I expected that another examination would be held the next day, or, at the latest, within a week; but I was doomed to disappointment. No one but the jailer came near us, and he only to bring us our bread and water and occasionally a stew of ill-flavored meat and potatoes, reeking with garlic. Of this both of us tried bits of the potatoes, and sometimes mouthfuls of the meat, but it was all we could do to choke them down.

“How long is this to last?” I asked Mr. Raymond one day, as both of us walked up and down the narrow cell like two caged animals.

“God alone knows, Mark,” he answered. “If there is no change soon I shall go mad!”

“It is inhuman!” I went on. “A Christian would not treat a dog like this.”

“They are very bitter against us Americans, Mark. Now the United States have declared war against them, they must realize that Cuban freedom is assured.”

Another week went on, and then we were taken up into the prison yard. Here I saw my father,—thin, pale, and sick,—but I was not permitted to converse with him. We were placed in two rows with a hundred other prisoners, and inspected by General Toral, the military governor of Santiago and surrounding territory. After the inspection we went back to our various dungeon cells; and many weary weeks of close confinement followed.

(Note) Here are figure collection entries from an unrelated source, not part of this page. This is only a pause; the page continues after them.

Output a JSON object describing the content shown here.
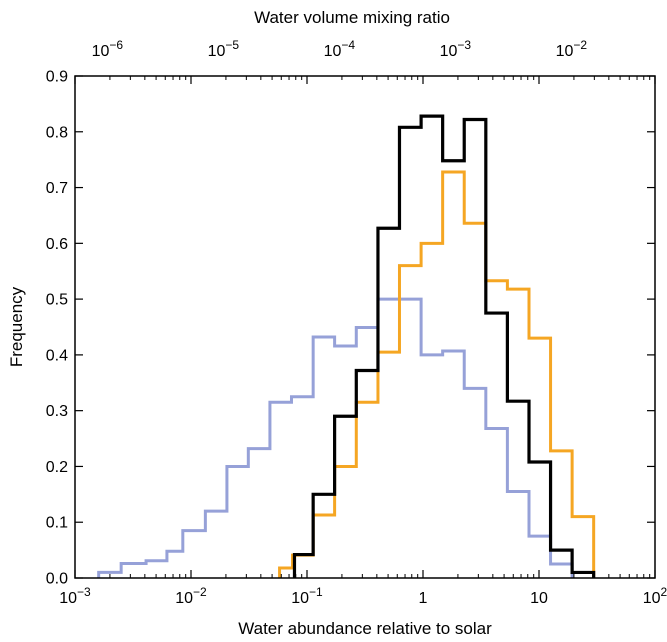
{
  "chart_data": {
    "type": "step-histogram",
    "xlabel": "Water abundance relative to solar",
    "x2label": "Water volume mixing ratio",
    "ylabel": "Frequency",
    "xscale": "log",
    "xlim": [
      0.001,
      100
    ],
    "ylim": [
      0,
      0.9
    ],
    "x_ticks": [
      {
        "value": 0.001,
        "base": "10",
        "exp": "−3"
      },
      {
        "value": 0.01,
        "base": "10",
        "exp": "−2"
      },
      {
        "value": 0.1,
        "base": "10",
        "exp": "−1"
      },
      {
        "value": 1,
        "base": "1",
        "exp": ""
      },
      {
        "value": 10,
        "base": "10",
        "exp": ""
      },
      {
        "value": 100,
        "base": "10",
        "exp": "2"
      }
    ],
    "x2_ticks": [
      {
        "value": 0.0019,
        "base": "10",
        "exp": "−6"
      },
      {
        "value": 0.019,
        "base": "10",
        "exp": "−5"
      },
      {
        "value": 0.19,
        "base": "10",
        "exp": "−4"
      },
      {
        "value": 1.9,
        "base": "10",
        "exp": "−3"
      },
      {
        "value": 19,
        "base": "10",
        "exp": "−2"
      }
    ],
    "y_ticks": [
      "0.0",
      "0.1",
      "0.2",
      "0.3",
      "0.4",
      "0.5",
      "0.6",
      "0.7",
      "0.8",
      "0.9"
    ],
    "series": [
      {
        "color": "#96a1d8",
        "edges": [
          0.0016,
          0.0025,
          0.0041,
          0.0062,
          0.0085,
          0.0133,
          0.0204,
          0.0312,
          0.0479,
          0.0735,
          0.113,
          0.173,
          0.266,
          0.409,
          0.627,
          0.963,
          1.477,
          2.267,
          3.48,
          5.34,
          8.2,
          12.58,
          19.3
        ],
        "values": [
          0.01,
          0.026,
          0.031,
          0.048,
          0.085,
          0.12,
          0.2,
          0.232,
          0.315,
          0.325,
          0.432,
          0.416,
          0.449,
          0.5,
          0.5,
          0.4,
          0.407,
          0.34,
          0.268,
          0.155,
          0.075,
          0.025
        ]
      },
      {
        "color": "#f5a623",
        "edges": [
          0.058,
          0.075,
          0.113,
          0.173,
          0.266,
          0.409,
          0.627,
          0.963,
          1.477,
          2.267,
          3.48,
          5.34,
          8.2,
          12.58,
          19.3,
          29.6
        ],
        "values": [
          0.018,
          0.041,
          0.113,
          0.2,
          0.315,
          0.405,
          0.56,
          0.6,
          0.728,
          0.636,
          0.533,
          0.518,
          0.43,
          0.228,
          0.11
        ]
      },
      {
        "color": "#000000",
        "edges": [
          0.078,
          0.113,
          0.173,
          0.266,
          0.409,
          0.627,
          0.963,
          1.477,
          2.267,
          3.48,
          5.34,
          8.2,
          12.58,
          19.3,
          29.6
        ],
        "values": [
          0.042,
          0.15,
          0.29,
          0.372,
          0.627,
          0.808,
          0.828,
          0.748,
          0.822,
          0.475,
          0.317,
          0.208,
          0.05,
          0.01
        ]
      }
    ]
  }
}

One day a curious booming reached our ears, coming from we knew not where. I heard it quite plainly, and called Mr. Raymond’s attention to it.

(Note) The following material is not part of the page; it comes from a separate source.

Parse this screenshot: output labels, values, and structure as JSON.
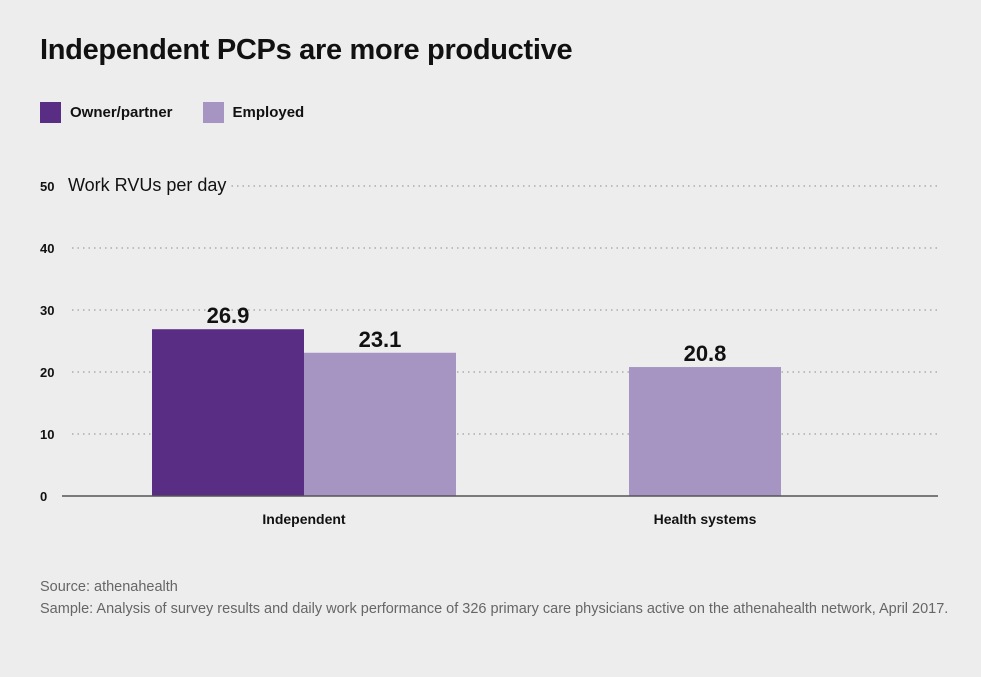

“It is the discharging of cannon,” he said. “And it is not a salute either,” he added, as the booming became more rapid and violent.

It was not until long afterward that I learned the truth, that a fleet of Spanish warships commanded by Admiral Cervera had been “bottled up” in Santiago Bay by our own warships under Admiral Sampson and Commodore Schley, and that the Yankee gunners were now trying what they could do in the way of bombarding Morro Castle and the ships which lay hidden from them behind the mountains at the harbor’s entrance.